İncil’e göre Ürdün’ün iki şehri olan “Sodom” ve “Gomore” ahlaki bakımdan iyice çöktüğü ve çürüdüğü için Allah’ın gazabına uğrar ve yerle bir olur.
Yakup Kadri Karaosmanoğlu’nun yazdığı bu romanda, mütareke yıllarında İstanbul’daki bazı çevreler de ahlaki, milli ve manevi değerlerini kaybetmiş; bu yönüyle İstanbul bu eserde Sodom ve Gomore ile özdeşleştirilmiştir.
Romandaki tüm tipler olumsuz ve çıkarcı tiplerdir, sadece Necdet iyidir.
Romanın Özeti:
Dünya Savaşı sonunda İngilizler, Fransızlar ve Amerikalılar İstanbul’u işgal eder. Hal böyle olunca çıkarlarını düşünen kokuşmuş bazı Türkler, milli ve manevi değerlerini kaybeder, işgalcilere şirin görünmeye çalışırlar, onlarla içli dışlı olurlar. Bu kişilerin, işgalcilerin gözüne girmek için yapmadığı şey kalmaz. Böyle kimselerin büyük bir çoğunluğu ülkenin İngiliz mandacılığıyla kurtulacağını savunur.
Sami Bey ve ailesi de böyle bir ailedir. Evin kızı Leyla İngilizceyi çok iyi bilen güzel, alımlı bir kızdır. Leyla dayısının oğlu Necdet ile nişanlıdır. Necdet diğerleri gibi değildir. O, ülkenin kurtuluşunun Anadolu’daki direniş hareketiyle mümkün olacağına inanmaktadır. Ona göre bu ahlaki çöküntü de ancak o zaman düzelecektir.

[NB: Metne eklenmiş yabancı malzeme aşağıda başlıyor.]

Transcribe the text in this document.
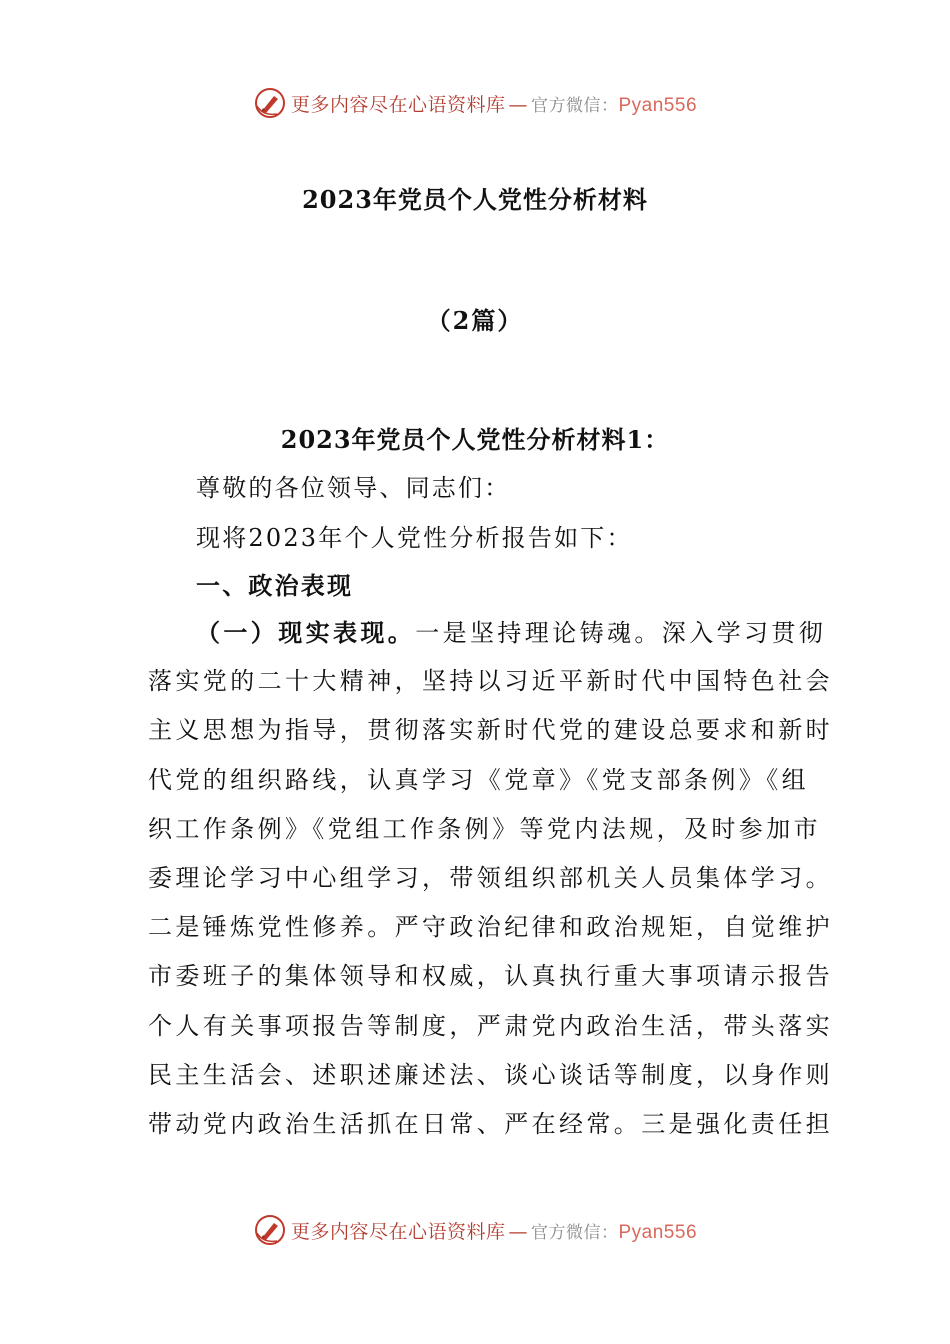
更多内容尽在心语资料库 — 官方微信：Pyan556
2023年党员个人党性分析材料
（2篇）
2023年党员个人党性分析材料1：
尊敬的各位领导、同志们：
现将2023年个人党性分析报告如下：
一、政治表现
（一）现实表现。一是坚持理论铸魂。深入学习贯彻
落实党的二十大精神，坚持以习近平新时代中国特色社会
主义思想为指导，贯彻落实新时代党的建设总要求和新时
代党的组织路线，认真学习《党章》《党支部条例》《组
织工作条例》《党组工作条例》等党内法规，及时参加市
委理论学习中心组学习，带领组织部机关人员集体学习。
二是锤炼党性修养。严守政治纪律和政治规矩，自觉维护
市委班子的集体领导和权威，认真执行重大事项请示报告
个人有关事项报告等制度，严肃党内政治生活，带头落实
民主生活会、述职述廉述法、谈心谈话等制度，以身作则
带动党内政治生活抓在日常、严在经常。三是强化责任担
更多内容尽在心语资料库 — 官方微信：Pyan556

Leyla da ahlaken yozlaştığı için bir İngiliz subayı ile düşüp kalkmaya başlar.
Roman Kurtuluş Savaşı’nın başarıyla sonuçlanması ve işgalcilerin ülkemizden kovulmasıyla son bulur, işgalciler kovulunca Leyla Necdet’e yeniden yaklaşmak ister ama Necdet onu reddeder.